Davi Kopenawa, traditional shaman and internationally renowned spokesman for the Yanomami people in Brazil's Amazon rainforest, has demanded urgent police protection following a series of death threats by armed thugs reportedly hired by gold-miners operating illegally on Yanomami land in Roraima state. In June, armed men on motorbikes raided the Boa Vista office of Brazil's non-governmental Socio-Environmental Institute (ISA), which works closely with the Yanomami, asking for Davi. The men threatened ISA staff with guns and stole computers and other equipment. After the assault, one of the men was arrested, and reportedly told police that he had been hired by gold-miners. In May, Yanomami Association Hutukara, headed by Davi, received a message from gold-miners saying that Davi would not be alive by the end of the year.
Highly vulnerable "uncontacted" indigenous bands who recently emerged in the Brazil-Peru border region have said that they were fleeing violent attacks in Peru. FUNAI, Brazil's indigenous affairs agency, has announced that the uncontacted bands have returned once more to their forest home.
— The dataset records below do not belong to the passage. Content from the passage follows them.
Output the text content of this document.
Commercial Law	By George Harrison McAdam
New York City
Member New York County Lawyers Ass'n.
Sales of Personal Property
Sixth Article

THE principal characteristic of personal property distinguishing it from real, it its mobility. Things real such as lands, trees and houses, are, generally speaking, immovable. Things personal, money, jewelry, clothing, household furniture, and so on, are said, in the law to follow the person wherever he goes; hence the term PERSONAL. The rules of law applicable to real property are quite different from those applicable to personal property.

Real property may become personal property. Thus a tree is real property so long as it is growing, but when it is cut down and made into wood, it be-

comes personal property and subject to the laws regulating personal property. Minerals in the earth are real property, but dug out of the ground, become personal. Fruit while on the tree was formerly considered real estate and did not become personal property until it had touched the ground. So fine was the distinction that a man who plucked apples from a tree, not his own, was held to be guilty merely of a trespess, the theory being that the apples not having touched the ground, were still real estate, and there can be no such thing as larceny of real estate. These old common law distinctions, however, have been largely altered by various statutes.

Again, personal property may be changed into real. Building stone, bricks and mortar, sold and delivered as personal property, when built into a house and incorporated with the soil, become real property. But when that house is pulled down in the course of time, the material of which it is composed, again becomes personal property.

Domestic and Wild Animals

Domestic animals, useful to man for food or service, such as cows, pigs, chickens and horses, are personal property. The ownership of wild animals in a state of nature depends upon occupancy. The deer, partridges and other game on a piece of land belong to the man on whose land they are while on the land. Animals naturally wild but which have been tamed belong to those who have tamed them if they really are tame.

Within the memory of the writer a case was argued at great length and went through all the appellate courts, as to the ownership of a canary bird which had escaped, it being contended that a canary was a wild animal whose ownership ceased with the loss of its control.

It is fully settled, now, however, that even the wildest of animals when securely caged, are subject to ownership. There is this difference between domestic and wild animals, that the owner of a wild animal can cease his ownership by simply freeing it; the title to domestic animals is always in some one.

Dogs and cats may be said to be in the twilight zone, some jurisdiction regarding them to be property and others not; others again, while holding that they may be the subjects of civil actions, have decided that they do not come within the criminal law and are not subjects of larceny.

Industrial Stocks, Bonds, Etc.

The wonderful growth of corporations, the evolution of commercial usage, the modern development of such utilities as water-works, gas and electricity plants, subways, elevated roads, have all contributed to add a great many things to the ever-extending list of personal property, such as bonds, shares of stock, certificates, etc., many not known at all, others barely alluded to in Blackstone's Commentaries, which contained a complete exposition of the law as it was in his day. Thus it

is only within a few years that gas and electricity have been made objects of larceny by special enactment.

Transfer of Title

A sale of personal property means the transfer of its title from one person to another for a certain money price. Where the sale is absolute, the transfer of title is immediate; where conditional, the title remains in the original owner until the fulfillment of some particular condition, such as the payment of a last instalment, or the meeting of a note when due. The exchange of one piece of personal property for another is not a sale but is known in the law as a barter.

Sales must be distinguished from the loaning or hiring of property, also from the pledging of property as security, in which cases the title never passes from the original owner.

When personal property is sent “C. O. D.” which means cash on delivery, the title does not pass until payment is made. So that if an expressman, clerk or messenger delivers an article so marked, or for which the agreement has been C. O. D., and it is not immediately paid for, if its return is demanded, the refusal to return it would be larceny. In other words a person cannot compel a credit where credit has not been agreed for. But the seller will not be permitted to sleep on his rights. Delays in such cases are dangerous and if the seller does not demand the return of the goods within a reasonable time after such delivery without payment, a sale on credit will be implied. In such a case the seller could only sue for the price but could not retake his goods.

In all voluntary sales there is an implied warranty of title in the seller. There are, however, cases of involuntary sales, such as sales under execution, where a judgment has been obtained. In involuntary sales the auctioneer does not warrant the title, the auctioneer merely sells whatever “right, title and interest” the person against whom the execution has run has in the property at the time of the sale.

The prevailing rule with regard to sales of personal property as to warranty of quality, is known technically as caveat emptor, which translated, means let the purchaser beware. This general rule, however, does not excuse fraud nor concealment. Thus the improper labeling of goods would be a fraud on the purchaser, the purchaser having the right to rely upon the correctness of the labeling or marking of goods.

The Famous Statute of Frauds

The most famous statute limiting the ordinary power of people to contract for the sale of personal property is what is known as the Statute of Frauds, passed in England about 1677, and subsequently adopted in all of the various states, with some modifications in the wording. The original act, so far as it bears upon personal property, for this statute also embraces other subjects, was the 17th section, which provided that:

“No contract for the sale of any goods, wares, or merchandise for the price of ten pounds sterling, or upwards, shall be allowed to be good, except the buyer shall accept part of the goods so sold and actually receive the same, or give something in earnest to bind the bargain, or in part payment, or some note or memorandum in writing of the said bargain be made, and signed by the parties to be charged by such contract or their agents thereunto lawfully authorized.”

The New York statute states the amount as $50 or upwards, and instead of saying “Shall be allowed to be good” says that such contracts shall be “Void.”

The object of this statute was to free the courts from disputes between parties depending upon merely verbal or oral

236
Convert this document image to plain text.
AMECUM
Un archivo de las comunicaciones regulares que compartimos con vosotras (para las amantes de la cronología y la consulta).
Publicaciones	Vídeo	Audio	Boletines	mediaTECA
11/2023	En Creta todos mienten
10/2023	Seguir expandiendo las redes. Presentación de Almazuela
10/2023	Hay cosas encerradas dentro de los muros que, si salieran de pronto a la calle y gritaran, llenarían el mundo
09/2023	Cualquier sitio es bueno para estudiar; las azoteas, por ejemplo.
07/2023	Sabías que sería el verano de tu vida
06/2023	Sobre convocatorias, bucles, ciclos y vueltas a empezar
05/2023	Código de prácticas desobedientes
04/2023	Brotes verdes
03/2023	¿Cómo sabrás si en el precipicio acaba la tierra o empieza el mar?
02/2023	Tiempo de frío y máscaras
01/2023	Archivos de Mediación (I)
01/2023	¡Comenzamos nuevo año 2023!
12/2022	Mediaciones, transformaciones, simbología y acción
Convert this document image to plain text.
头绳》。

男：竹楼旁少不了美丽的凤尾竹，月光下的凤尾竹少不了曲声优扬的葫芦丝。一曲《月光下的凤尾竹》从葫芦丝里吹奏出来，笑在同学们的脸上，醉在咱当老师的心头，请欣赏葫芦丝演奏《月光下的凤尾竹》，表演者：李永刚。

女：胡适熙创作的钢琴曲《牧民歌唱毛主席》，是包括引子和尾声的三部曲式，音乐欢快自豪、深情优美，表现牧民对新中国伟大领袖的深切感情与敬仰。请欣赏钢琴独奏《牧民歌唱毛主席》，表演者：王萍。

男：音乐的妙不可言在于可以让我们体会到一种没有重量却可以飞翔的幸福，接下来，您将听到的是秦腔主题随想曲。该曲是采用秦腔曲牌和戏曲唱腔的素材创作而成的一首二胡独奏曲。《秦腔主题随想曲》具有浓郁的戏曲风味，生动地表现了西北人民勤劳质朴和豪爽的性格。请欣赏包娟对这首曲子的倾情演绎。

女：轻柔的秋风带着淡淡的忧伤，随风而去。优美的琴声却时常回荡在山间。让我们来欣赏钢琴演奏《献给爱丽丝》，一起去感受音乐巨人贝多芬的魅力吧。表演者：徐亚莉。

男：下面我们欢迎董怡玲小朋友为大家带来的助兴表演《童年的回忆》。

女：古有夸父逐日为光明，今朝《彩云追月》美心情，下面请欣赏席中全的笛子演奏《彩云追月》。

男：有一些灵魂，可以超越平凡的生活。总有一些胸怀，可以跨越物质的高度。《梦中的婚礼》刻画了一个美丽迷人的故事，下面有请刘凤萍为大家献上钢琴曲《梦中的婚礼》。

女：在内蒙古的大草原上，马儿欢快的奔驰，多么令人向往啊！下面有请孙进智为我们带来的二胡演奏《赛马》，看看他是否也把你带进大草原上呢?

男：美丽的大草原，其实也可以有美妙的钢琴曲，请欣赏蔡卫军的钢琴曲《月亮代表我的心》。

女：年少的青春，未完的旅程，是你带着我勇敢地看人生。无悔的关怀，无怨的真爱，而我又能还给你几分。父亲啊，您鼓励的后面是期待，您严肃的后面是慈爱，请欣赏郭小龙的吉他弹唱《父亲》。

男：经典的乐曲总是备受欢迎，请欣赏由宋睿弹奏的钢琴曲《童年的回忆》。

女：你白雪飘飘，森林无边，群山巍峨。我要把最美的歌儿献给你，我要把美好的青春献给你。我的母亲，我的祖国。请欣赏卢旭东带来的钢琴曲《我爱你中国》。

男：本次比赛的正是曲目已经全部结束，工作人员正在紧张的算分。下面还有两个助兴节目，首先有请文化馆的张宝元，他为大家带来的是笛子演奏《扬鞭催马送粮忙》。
Seven members of the band made peaceful contact with a settled indigenous Ashaninka community near the Ríó Envira in Brazil's Acre state three weeks ago. A government health team was dispatched and has treated seven band members for flu. FUNAI has announced it will reopen a monitoring post on the Rió Envira which it closed in 2011 after it was overrun by drug traffickers. Survival International called the emerging news "extremely worrying," noting that isolated indigenous groups lack immunity to the flu, which has wiped out entire tribes in the past. Brazilian experts believe that the isolated bands, who belong to the Panoan linguistic group, crossed over the border from Peru into Brazil due to pressures from illegal loggers and drug traffickers on their land.